Lead Generation

Can computer-based methods generate leads?  The answer is yes – but the computer needs some information as input to generate meaningful output.  If multiple series of active compounds are available, then derived models describing common features can be used to identify novel chemistries that possess these features.   Derived models can be in the form of 3D pharmacophores – arrangements of functional groups in space that are thought to give rise to activity – or more abstracted patterns of topological and chemical properties as they are distributed throughout the molecule.  Pharmacophores can be derived and understood by human beings.  They can be used to identify novel compounds in large libraries, real or virtual, of available compounds.    Topological and chemical property patterns are derived by learning methods.  They similarly can be used to identify novel compounds in large libraries.    The more general the pharmacophore or pattern, the more likely it is to retrieve candidates that are dissimilar to the compounds that were used to derive them.   Biopredict has developed learning methods as mentioned above that can select among and utilize thousands of molecular descriptors in the generation of a model for activity (see Technologies).

A different lead-generation method that has come into widespread use is that of docking screens.  A docking screen is a structure-based method that can only be used if an experimentally determined structure is available for the target protein or a homolog.  When only  homologs are available the method requires as a preliminary step that a homology model be built for the target protein.  Docking screens can be effectively performed using homology models when the overall sequence identity of the target to the nearest homolog whose structure is known is on the order of 35%  (lower in families where extensive numbers of structures are available).

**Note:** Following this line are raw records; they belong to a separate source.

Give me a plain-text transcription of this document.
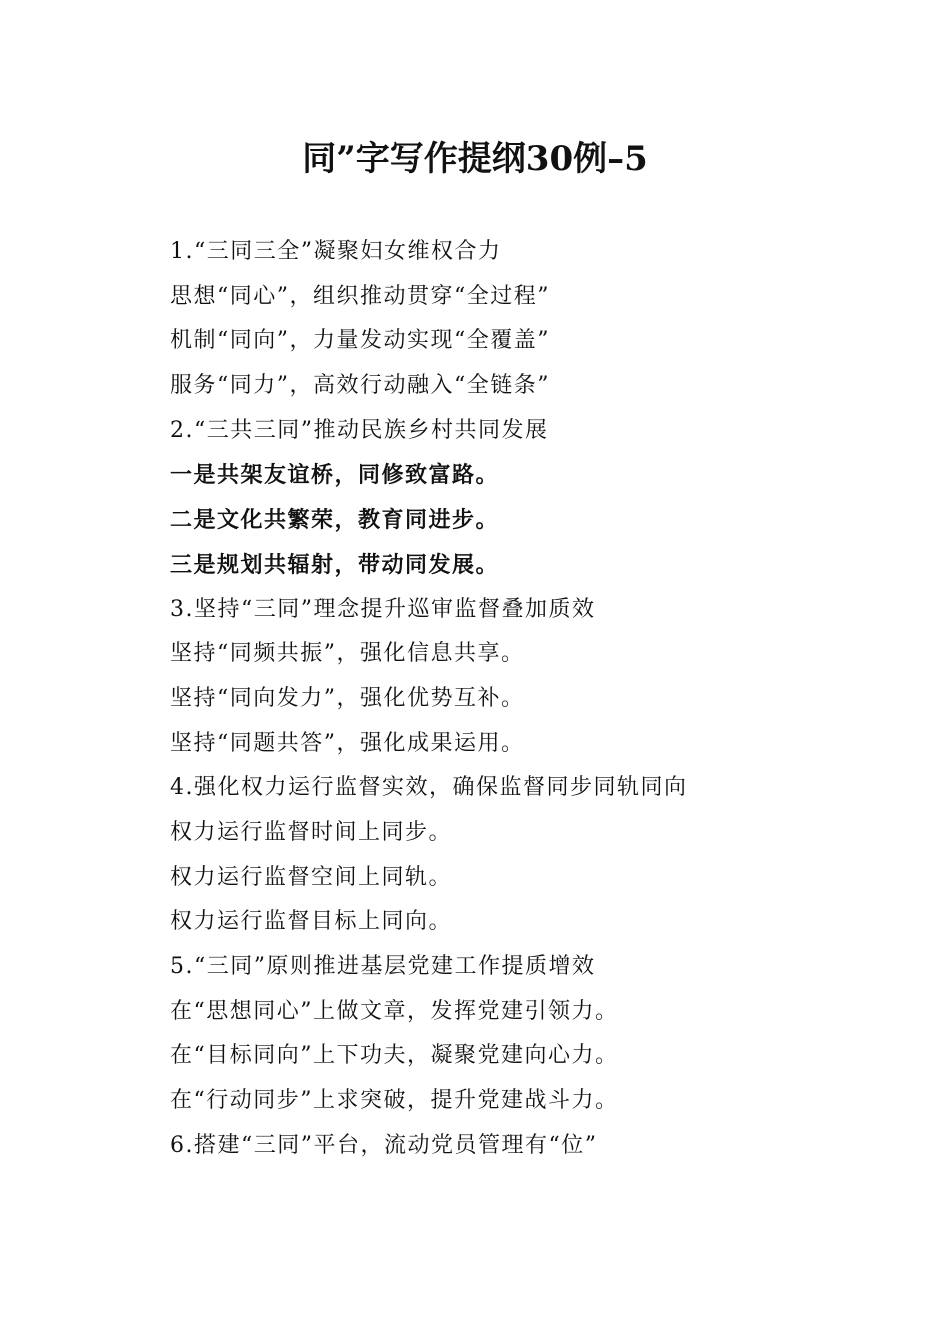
同”字写作提纲30例–5
1.“三同三全”凝聚妇女维权合力
思想“同心”，组织推动贯穿“全过程”
机制“同向”，力量发动实现“全覆盖”
服务“同力”，高效行动融入“全链条”
2.“三共三同”推动民族乡村共同发展
一是共架友谊桥，同修致富路。
二是文化共繁荣，教育同进步。
三是规划共辐射，带动同发展。
3.坚持“三同”理念提升巡审监督叠加质效
坚持“同频共振”，强化信息共享。
坚持“同向发力”，强化优势互补。
坚持“同题共答”，强化成果运用。
4.强化权力运行监督实效，确保监督同步同轨同向
权力运行监督时间上同步。
权力运行监督空间上同轨。
权力运行监督目标上同向。
5.“三同”原则推进基层党建工作提质增效
在“思想同心”上做文章，发挥党建引领力。
在“目标同向”上下功夫，凝聚党建向心力。
在“行动同步”上求突破，提升党建战斗力。
6.搭建“三同”平台，流动党员管理有“位”
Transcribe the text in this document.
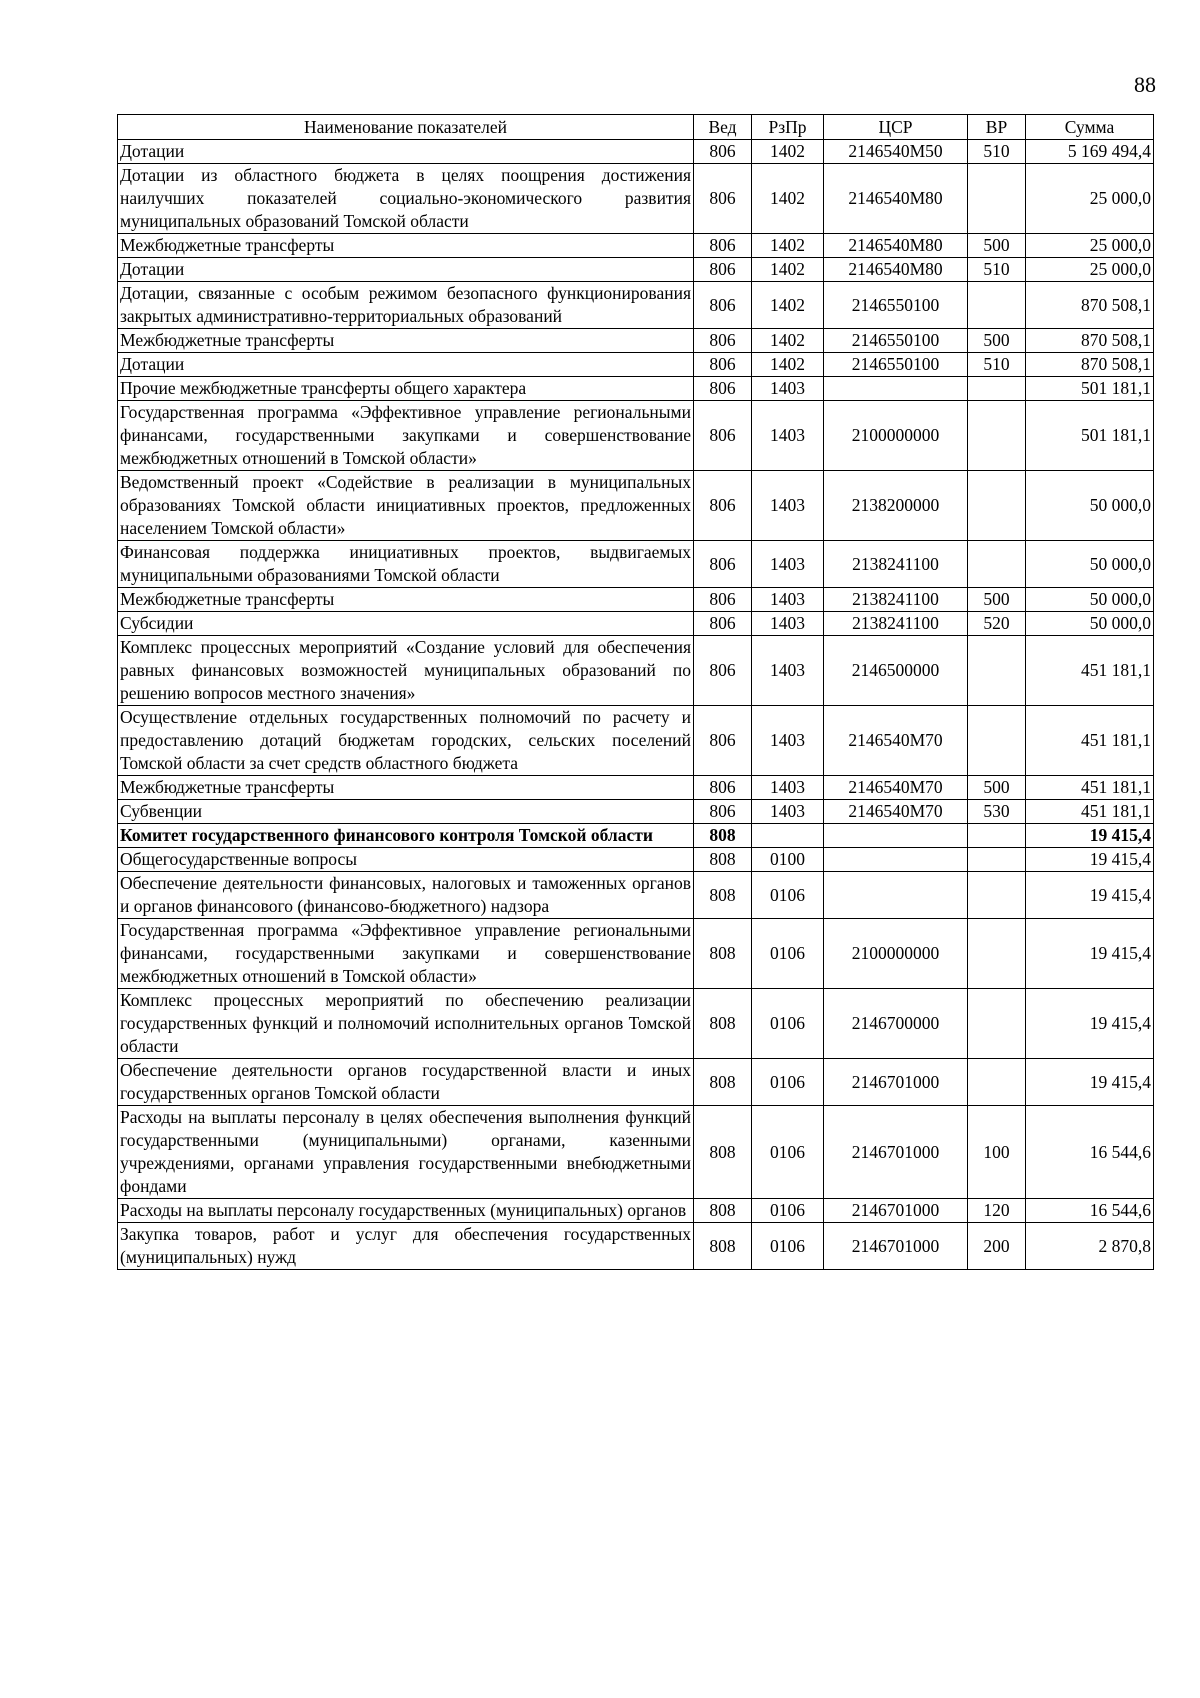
88
Наименование показателей	Вед	РзПр	ЦСР	ВР	Сумма
Дотации	806	1402	2146540М50	510	5 169 494,4
Дотации из областного бюджета в целях поощрения достижения наилучших показателей социально-экономического развития муниципальных образований Томской области	806	1402	2146540М80		25 000,0
Межбюджетные трансферты	806	1402	2146540М80	500	25 000,0
Дотации	806	1402	2146540М80	510	25 000,0
Дотации, связанные с особым режимом безопасного функционирования закрытых административно-территориальных образований	806	1402	2146550100		870 508,1
Межбюджетные трансферты	806	1402	2146550100	500	870 508,1
Дотации	806	1402	2146550100	510	870 508,1
Прочие межбюджетные трансферты общего характера	806	1403			501 181,1
Государственная программа «Эффективное управление региональными финансами, государственными закупками и совершенствование межбюджетных отношений в Томской области»	806	1403	2100000000		501 181,1
Ведомственный проект «Содействие в реализации в муниципальных образованиях Томской области инициативных проектов, предложенных населением Томской области»	806	1403	2138200000		50 000,0
Финансовая поддержка инициативных проектов, выдвигаемых муниципальными образованиями Томской области	806	1403	2138241100		50 000,0
Межбюджетные трансферты	806	1403	2138241100	500	50 000,0
Субсидии	806	1403	2138241100	520	50 000,0
Комплекс процессных мероприятий «Создание условий для обеспечения равных финансовых возможностей муниципальных образований по решению вопросов местного значения»	806	1403	2146500000		451 181,1
Осуществление отдельных государственных полномочий по расчету и предоставлению дотаций бюджетам городских, сельских поселений Томской области за счет средств областного бюджета	806	1403	2146540М70		451 181,1
Межбюджетные трансферты	806	1403	2146540М70	500	451 181,1
Субвенции	806	1403	2146540М70	530	451 181,1
Комитет государственного финансового контроля Томской области	808				19 415,4
Общегосударственные вопросы	808	0100			19 415,4
Обеспечение деятельности финансовых, налоговых и таможенных органов и органов финансового (финансово-бюджетного) надзора	808	0106			19 415,4
Государственная программа «Эффективное управление региональными финансами, государственными закупками и совершенствование межбюджетных отношений в Томской области»	808	0106	2100000000		19 415,4
Комплекс процессных мероприятий по обеспечению реализации государственных функций и полномочий исполнительных органов Томской области	808	0106	2146700000		19 415,4
Обеспечение деятельности органов государственной власти и иных государственных органов Томской области	808	0106	2146701000		19 415,4
Расходы на выплаты персоналу в целях обеспечения выполнения функций государственными (муниципальными) органами, казенными учреждениями, органами управления государственными внебюджетными фондами	808	0106	2146701000	100	16 544,6
Расходы на выплаты персоналу государственных (муниципальных) органов	808	0106	2146701000	120	16 544,6
Закупка товаров, работ и услуг для обеспечения государственных (муниципальных) нужд	808	0106	2146701000	200	2 870,8
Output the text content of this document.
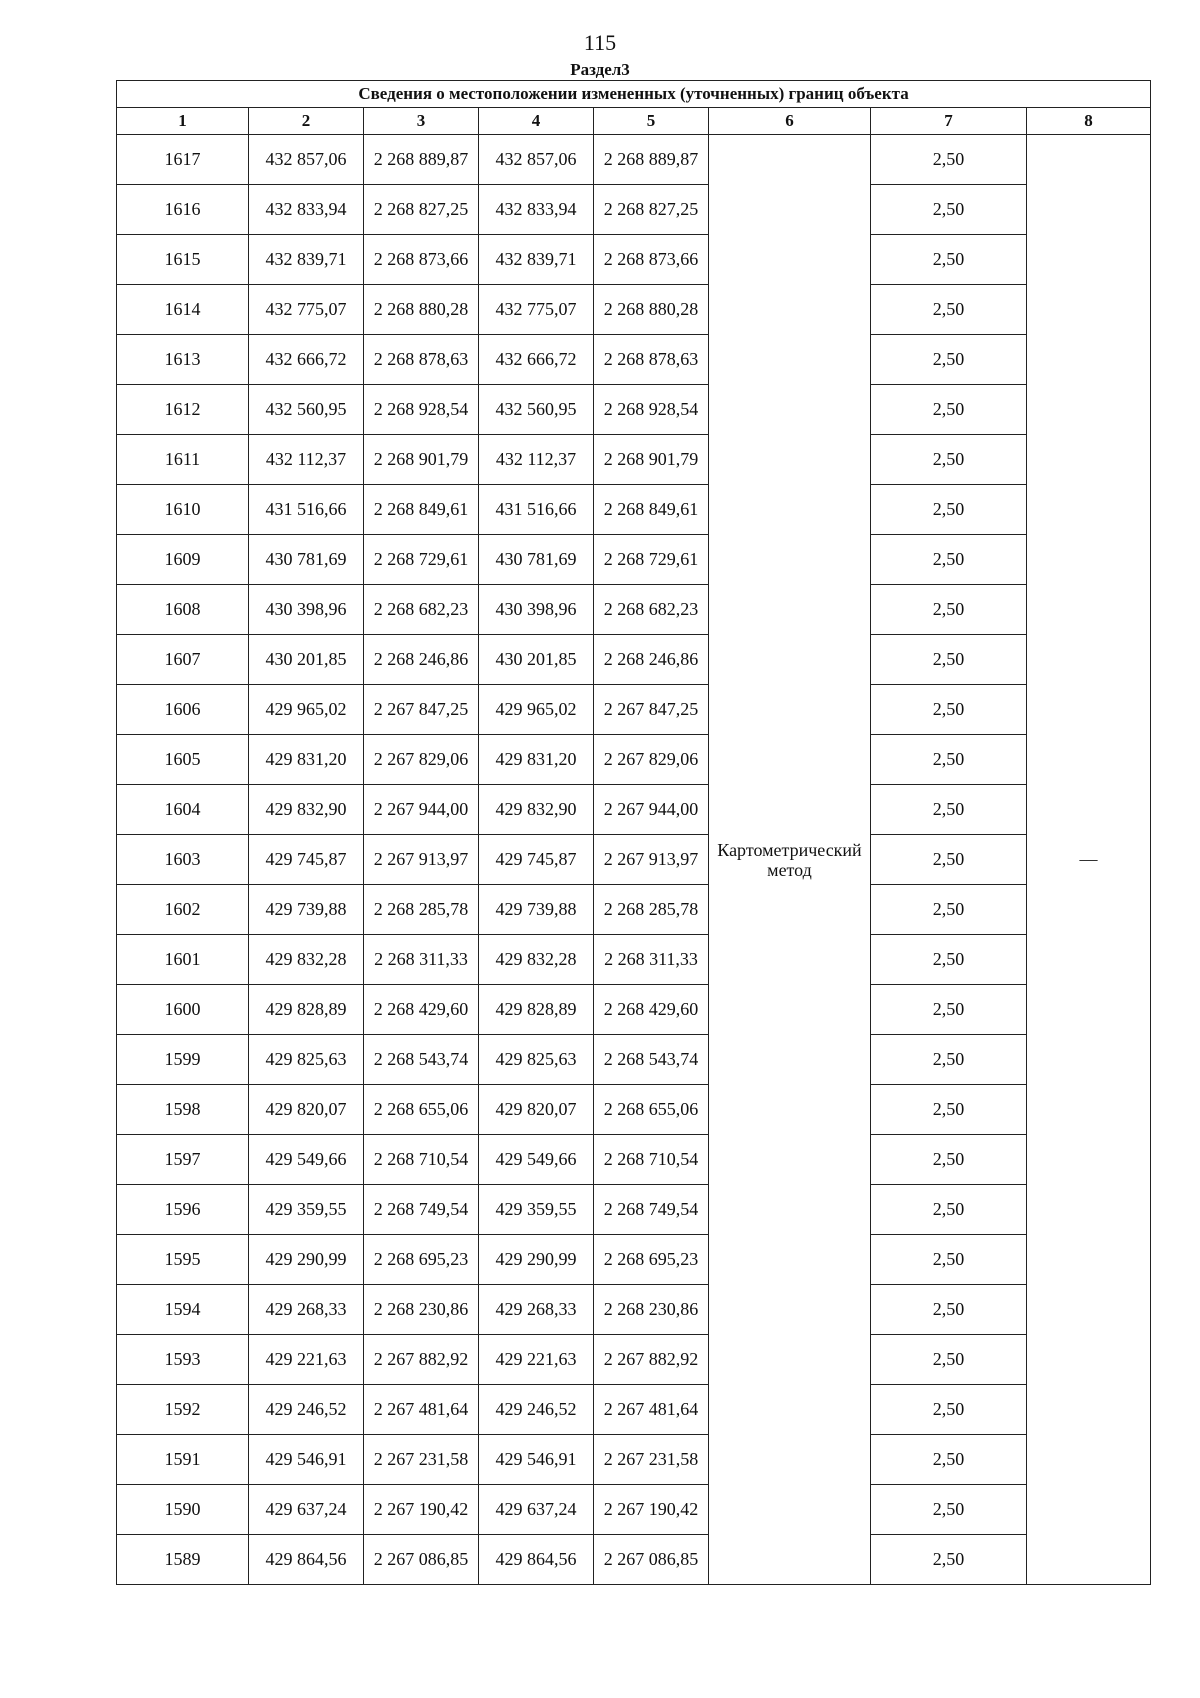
115
Раздел3
Сведения о местоположении измененных (уточненных) границ объекта							
1	2	3	4	5	6	7	8
1617	432 857,06	2 268 889,87	432 857,06	2 268 889,87	Картометрический метод	2,50	—
1616	432 833,94	2 268 827,25	432 833,94	2 268 827,25		2,50	
1615	432 839,71	2 268 873,66	432 839,71	2 268 873,66		2,50	
1614	432 775,07	2 268 880,28	432 775,07	2 268 880,28		2,50	
1613	432 666,72	2 268 878,63	432 666,72	2 268 878,63		2,50	
1612	432 560,95	2 268 928,54	432 560,95	2 268 928,54		2,50	
1611	432 112,37	2 268 901,79	432 112,37	2 268 901,79		2,50	
1610	431 516,66	2 268 849,61	431 516,66	2 268 849,61		2,50	
1609	430 781,69	2 268 729,61	430 781,69	2 268 729,61		2,50	
1608	430 398,96	2 268 682,23	430 398,96	2 268 682,23		2,50	
1607	430 201,85	2 268 246,86	430 201,85	2 268 246,86		2,50	
1606	429 965,02	2 267 847,25	429 965,02	2 267 847,25		2,50	
1605	429 831,20	2 267 829,06	429 831,20	2 267 829,06		2,50	
1604	429 832,90	2 267 944,00	429 832,90	2 267 944,00		2,50	
1603	429 745,87	2 267 913,97	429 745,87	2 267 913,97		2,50	
1602	429 739,88	2 268 285,78	429 739,88	2 268 285,78		2,50	
1601	429 832,28	2 268 311,33	429 832,28	2 268 311,33		2,50	
1600	429 828,89	2 268 429,60	429 828,89	2 268 429,60		2,50	
1599	429 825,63	2 268 543,74	429 825,63	2 268 543,74		2,50	
1598	429 820,07	2 268 655,06	429 820,07	2 268 655,06		2,50	
1597	429 549,66	2 268 710,54	429 549,66	2 268 710,54		2,50	
1596	429 359,55	2 268 749,54	429 359,55	2 268 749,54		2,50	
1595	429 290,99	2 268 695,23	429 290,99	2 268 695,23		2,50	
1594	429 268,33	2 268 230,86	429 268,33	2 268 230,86		2,50	
1593	429 221,63	2 267 882,92	429 221,63	2 267 882,92		2,50	
1592	429 246,52	2 267 481,64	429 246,52	2 267 481,64		2,50	
1591	429 546,91	2 267 231,58	429 546,91	2 267 231,58		2,50	
1590	429 637,24	2 267 190,42	429 637,24	2 267 190,42		2,50	
1589	429 864,56	2 267 086,85	429 864,56	2 267 086,85		2,50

If the 100 highest scoring compounds from a 100,000 compound virtual screen are immediately tested the hit rate is typically on the order of a few percent.  There is however a way to derive more useful information from the virtual screen and to drive the effective hit rate higher.  To do this we cluster multiple conformations of energetically reasonably docked  compounds based on their interactions with the target active site. This is done by constructing a description of these interactions called a “footprint”.  Footprints can then compared with those of known active compounds against the target class: where there is significant  footprint overlap the cluster has an increased likelihood of being active.   Selected clusters are examined and used to derive pharmacophores.  These pharmacophores are then used to identify additional compounds from our corporate library of purchasable compounds or from other sources for testing.  The philosophy behind this strategy is similar to that used for the interpretation of high throughput screens: each docked compound is treated as a separate experiment.  When multiple compounds vote for a particular mode of binding then that mode of binding has increased credibility.